Одиннадцать тысяч палок или любовные похождения господаря - Гийом Аполлинер 8 стр.


— Лейтенант, — сказал ему князь Вибеску, выпрыгивая из гондолы, — вы — честный человек, а оказанный нами прием вознаграждает нас за те тяготы, которые мы претерпели. Позвольте мне попросить у вас прощения за то, что я наставил вам в Санкт-Петербурге рога с вашей любовницей Элен, француженкой, воспитывающей дочь генерала Кокодрева.

— Вы правильно поступили, —ответил Федор, — представьте себе, что я обнаружил здесь ее сестру Жопопию, эта изумительная девушки служит тут кельнершей в женской пивной, которую часто посещают наши офицеры. Она покинула Париж, чтобы подзаработать на Дальнем Востоке, и зарабатывает много денег, ибо офицеры кутят здесь как люди, которым осталось жить мало времени, да к тому же с ней и ее подруга Алексина Проглотье.

— Как! — вскричал Моня, — Жопопия и Алексина здесь! . . Поскорее отведите меня к генералу Куропаткину, прежде всего нужно завершить свою миссию... А потом вы проводите меня в пивную.

  Генерал Куропаткин весьма любезно принял Моню в своей резиденции — роскошно оборудованном вагоне.

  Генералиссимус прочел послание и сказал:

— Мы делаем все возможное, чтобы освободить Порт-Артур. А пока что, князь Вибеску, я произвожу вас в георгиевские кавалеры...

  Через полчаса награжденный очутился в компании с Федором и Рогонелем в пивной «Спящий казак». К ним, чтобы обслужить, подошли две женщины. Это оказались обворожительные Жопопия и Алексина. Одеты они были как русские солдаты, поверх просторных галифе, заправленных в сапоги, носили кружевные переднички, а их выдающиеся грудки и попки, радуя глаз, выпирали из-под военной формы. И завершали этот возбуждающе военный ансамбль крохотные фуражки, чудом удерживавшиеся набекрень поверх причесок. В целом — ну вылитые статисточки из оперетты.

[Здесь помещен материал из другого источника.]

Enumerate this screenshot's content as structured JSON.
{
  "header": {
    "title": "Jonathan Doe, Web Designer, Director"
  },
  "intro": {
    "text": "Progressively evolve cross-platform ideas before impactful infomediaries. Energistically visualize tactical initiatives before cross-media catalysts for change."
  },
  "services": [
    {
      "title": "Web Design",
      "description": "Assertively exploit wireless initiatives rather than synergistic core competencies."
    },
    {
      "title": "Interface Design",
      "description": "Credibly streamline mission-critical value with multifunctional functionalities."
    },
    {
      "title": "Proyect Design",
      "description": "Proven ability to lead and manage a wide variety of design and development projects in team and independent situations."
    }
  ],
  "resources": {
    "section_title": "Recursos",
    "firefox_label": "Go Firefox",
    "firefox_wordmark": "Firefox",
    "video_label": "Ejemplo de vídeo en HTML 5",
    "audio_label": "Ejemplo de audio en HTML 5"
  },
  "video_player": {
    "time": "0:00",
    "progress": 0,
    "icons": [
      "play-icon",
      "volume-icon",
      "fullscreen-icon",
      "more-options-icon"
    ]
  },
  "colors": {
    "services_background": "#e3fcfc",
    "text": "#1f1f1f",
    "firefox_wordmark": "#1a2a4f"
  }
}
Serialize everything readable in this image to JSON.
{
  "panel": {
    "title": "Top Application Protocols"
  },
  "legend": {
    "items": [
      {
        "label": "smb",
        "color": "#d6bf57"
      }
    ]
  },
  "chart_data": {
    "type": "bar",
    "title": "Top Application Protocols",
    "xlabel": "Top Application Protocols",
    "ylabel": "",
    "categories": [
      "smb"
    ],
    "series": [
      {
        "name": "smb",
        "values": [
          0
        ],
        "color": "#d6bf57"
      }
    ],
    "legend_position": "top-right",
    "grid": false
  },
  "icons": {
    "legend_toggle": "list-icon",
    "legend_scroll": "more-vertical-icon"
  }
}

— Смотри-ка — Моня! — закричала Жопопия. Князь обнял обеих женщин и потребовал, чтобы они рассказали свою историю.

— Идет, — согласилась Жопопия, — но ты тоже расскажешь, что там с тобой случилось.

— После той роковой ночи, когда взломщики оставили нас полумертвыми возле трупа одного из них, того, которому я в миг безумного наслаждения откусила елду, очнулась я, окруженная со всех сторон врачами. Меня нашли с воткнутым в задницу ножом. Алексина лечилась дома, а о тебе у нас не было никаких новостей. Ну а когда мы стали выходить, то узнали, что ты отбыл в Сербию. Вся эта история наделала слишком много шума, мой искатель жемчуга по возвращении меня бросил, а сенатор Алексины не захотел ее больше содержать.

— В Париже наша звезда стала потихоньку закатываться. Разразилась война между Россией и Японией. Альфонс одной из моих подруг занялся отправкой женщин для работы в сопровождающих русскую армию пивных-борделях, мы нанялись, вот, собственно, и все.

  В ответ Моня рассказал, что произошло с ним, опустив лишь все, связанное с «Восточным экспрессом». Он представил женщинам Рогонеля, не упомянув, что это и есть тот самый бандит, который всадил свой нож в задницу Жопопии.

  Все эти разговоры способствовали усиленному потреблению напитком, а зал тем временем наполнился офицерами при фуражках, которые во все горло распевали песни и ласкали подавальщиц. — Пошли отсюда, — сказал Моня.

  За ними последовали и Жопопия с Алексиной, так что впятером они покинули укрепление и направились в палатку Федора.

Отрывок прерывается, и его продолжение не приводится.